Community
organization of herbivores on milkweed
Understanding
the relative importance of factors that generate community structure and allow
for the coexistence of species is central to ecological research. Insect herbivores have been a model for such
research because of their high diversity and the relative ease with which they
can be manipulated. Despite tremendous
historical influence and the heated debate that ensued, systematic studies of
the relative importance of multiple factors that control herbivore diversity
and coexistence are rare. Does strong
predation pressure limit competition between herbivores? Modern analyses cannot be limited to
predation and direct competition between herbivores, but must take advantage of
the many proposed, and yet untested indirect mechanisms of coexistence. This research project, currently funded by a
five year grant from NSF, is an integrated program to examine the mechanisms
promoting coexistence of insect herbivores on milkweed, and combines approaches
from ecological genetics, chemical ecology, and metapopulation biology.

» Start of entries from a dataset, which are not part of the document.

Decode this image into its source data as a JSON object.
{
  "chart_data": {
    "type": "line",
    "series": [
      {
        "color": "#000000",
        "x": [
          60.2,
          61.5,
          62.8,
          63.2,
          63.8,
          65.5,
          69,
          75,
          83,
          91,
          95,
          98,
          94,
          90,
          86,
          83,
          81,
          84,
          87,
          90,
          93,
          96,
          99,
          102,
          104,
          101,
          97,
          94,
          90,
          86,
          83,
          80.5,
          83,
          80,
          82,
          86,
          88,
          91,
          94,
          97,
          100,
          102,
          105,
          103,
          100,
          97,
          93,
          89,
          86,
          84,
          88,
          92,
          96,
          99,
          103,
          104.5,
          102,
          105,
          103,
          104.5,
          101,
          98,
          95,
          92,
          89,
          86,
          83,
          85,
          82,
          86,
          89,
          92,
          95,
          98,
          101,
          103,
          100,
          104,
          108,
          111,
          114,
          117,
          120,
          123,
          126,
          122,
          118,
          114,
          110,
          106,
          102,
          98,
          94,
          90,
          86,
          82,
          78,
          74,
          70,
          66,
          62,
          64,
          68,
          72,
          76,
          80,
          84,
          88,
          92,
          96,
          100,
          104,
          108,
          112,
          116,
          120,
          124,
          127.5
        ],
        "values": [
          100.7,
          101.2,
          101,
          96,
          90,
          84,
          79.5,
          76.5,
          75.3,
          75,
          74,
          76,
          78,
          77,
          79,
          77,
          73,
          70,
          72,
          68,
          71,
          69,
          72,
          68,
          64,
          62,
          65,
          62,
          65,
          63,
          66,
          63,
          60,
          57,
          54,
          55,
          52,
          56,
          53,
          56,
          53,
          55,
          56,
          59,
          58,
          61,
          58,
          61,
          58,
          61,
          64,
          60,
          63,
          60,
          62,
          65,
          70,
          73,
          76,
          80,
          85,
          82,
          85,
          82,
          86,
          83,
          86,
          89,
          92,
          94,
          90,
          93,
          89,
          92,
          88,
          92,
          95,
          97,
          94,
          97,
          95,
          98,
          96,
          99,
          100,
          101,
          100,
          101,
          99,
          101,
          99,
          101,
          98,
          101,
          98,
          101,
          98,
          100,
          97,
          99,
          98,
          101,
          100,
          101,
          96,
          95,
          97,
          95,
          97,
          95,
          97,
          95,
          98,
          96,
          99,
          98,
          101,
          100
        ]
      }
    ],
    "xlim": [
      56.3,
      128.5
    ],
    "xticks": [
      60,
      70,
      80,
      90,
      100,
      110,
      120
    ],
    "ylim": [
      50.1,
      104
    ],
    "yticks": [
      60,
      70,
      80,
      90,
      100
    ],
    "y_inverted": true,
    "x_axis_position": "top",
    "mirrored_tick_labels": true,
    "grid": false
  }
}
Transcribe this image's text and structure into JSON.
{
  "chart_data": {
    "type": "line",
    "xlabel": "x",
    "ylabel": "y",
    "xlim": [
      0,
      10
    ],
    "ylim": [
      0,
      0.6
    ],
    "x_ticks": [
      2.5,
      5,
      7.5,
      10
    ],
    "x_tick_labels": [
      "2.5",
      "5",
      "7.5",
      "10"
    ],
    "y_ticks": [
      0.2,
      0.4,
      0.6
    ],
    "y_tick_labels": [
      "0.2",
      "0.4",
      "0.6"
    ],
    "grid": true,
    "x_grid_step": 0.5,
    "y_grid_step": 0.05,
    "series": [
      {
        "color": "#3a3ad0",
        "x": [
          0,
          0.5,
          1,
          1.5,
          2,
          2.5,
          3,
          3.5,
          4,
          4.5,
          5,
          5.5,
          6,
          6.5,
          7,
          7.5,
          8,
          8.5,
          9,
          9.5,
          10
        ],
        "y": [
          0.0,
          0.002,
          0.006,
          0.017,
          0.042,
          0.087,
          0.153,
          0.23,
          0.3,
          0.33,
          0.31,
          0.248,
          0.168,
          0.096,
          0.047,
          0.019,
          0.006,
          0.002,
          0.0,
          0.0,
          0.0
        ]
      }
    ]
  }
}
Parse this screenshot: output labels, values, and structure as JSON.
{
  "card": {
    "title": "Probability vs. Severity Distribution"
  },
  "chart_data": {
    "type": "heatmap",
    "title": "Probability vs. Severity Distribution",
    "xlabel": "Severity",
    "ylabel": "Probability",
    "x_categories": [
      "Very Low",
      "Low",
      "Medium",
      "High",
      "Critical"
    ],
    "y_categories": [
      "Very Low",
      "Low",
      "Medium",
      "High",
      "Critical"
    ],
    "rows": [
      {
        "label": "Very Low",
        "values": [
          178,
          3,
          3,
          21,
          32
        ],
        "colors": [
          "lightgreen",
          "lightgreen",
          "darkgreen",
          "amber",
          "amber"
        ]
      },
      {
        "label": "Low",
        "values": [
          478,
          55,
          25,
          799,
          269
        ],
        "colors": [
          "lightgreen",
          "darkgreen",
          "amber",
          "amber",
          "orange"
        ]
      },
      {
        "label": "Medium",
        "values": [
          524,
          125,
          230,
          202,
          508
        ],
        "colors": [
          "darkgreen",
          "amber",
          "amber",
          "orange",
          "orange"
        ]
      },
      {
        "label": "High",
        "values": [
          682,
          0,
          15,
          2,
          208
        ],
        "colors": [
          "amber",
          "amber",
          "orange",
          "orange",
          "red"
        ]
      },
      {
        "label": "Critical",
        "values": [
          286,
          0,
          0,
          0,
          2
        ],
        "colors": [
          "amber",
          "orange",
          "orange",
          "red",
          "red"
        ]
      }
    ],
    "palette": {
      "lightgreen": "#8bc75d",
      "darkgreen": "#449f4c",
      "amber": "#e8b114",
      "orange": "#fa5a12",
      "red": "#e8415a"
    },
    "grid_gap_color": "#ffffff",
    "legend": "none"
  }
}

Most theory predicts that trade-offs in fitness enhancing traits are necessary for species to coexist in communities. We are evaluating multiple, non-exclusive hypotheses for trade-offs that maintain low populations of competitively dominant insects in the community of milkweed herbivores (ten species in five feeding guilds): high susceptibility to predation, low colonization ability, variable preference and performance on plant genotypes that vary in defense, and specificity in induced plant responses (and effects on herbivores). Though many of the herbivore species utilize different parts of the plant (from the roots, to the stems, leaves, phloem sap, and seed pods), we are particularly focusing on the three aphids. Among these species, Aphis nerii appears to have the "toxic" and aposomatic strategy, Aphis asclepiadis has the "mutualism" strategy as it is usually tented by ants in the field, and Myzocallis asclepiadis has the "fugitive" strategy as it is the only species of the three to always have winged adults.
We have
also previously
demonstrated that milkweed plants exhibit high levels of intraspecific genetic
variation and phenotypic plasticity in six defensive and nutritional traits,
suggesting that the resource base for herbivorous insect communities is highly
dynamic. This variation is predicted to
be a key factor in the maintenance of diversity in herbivore communities. The explicit hypothesis is that trade-offs in
the exploitation ability of herbivores on different plant phenotypes (generated
by genetic variation or plasticity) allow variation in plant populations to
maintain herbivore coexistence.
Ultimately, an assessment of trade-offs promoting coexistence will be
evaluated on several axes.

The insect herbivore community
of common milkweed, Asclepias syriaca,
loosely arranged by phylogenetic relationships.
This specialized fauna represents 4 orders of insects (the 3 big beetle
families, a leaf mining fly, a butterfly and two moths, and several hemiptera).